I was out of town this week, so only made it to the last day of the Silverdocs film festival. Next year, I'll do my best to see it all. In just five years, it has become the top documentary festival in the US, possibly the world. The two films I saw today happened to have similar themes -- they were both about children and competition. Both were excellent.

"Doubletime" is like a cross between "Spellbound" and "Rize," the story of two Carolina teams that go to New York to compete at the Apollo Theater in the National Double Dutch competition. Jump-roping has been divided for decades between single (skipping) -- mostly white -- and double (double dutch) -- mostly black. Everything comes together in Harlem as American kids of both races take on some tough new competitors -- from Japan.

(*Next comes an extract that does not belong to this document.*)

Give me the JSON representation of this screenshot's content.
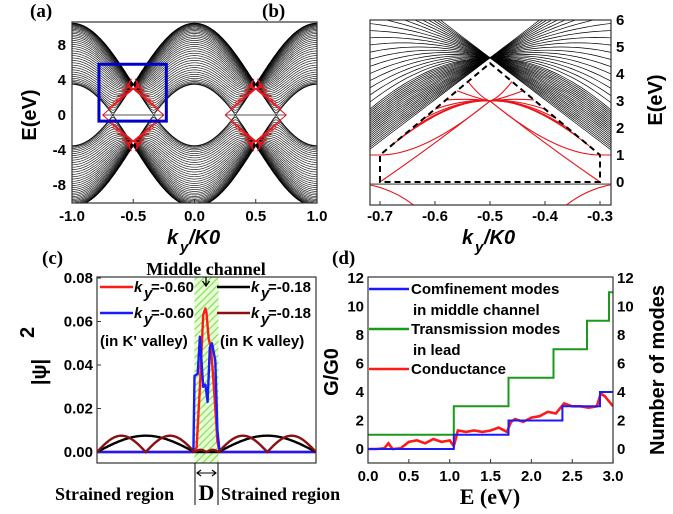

In "Please Vote for Me," third graders compete in a hotly contested election to be elected class monitor. In China. Previously, class monitors had always been selected by the teachers. But one classroom was persuaded to try "democracy." Three students are nominated and the next thing you know they are surrounded by their own Karl Roves and James Carvilles -- parents who help them try to buy votes and write their speeches and classmates who heckle their friends' opponents. It is hilarious when the eight year olds replicate the emotions and tactics of adult campaigns -- but with less ability to hide their ploys and emotions. And it is touching when we see how much it matters to them -- everyone breaks down in tears at some point. As much determined by the one-child culture as by the communism, it is an enticing glimpse of a world both familiar and exotic.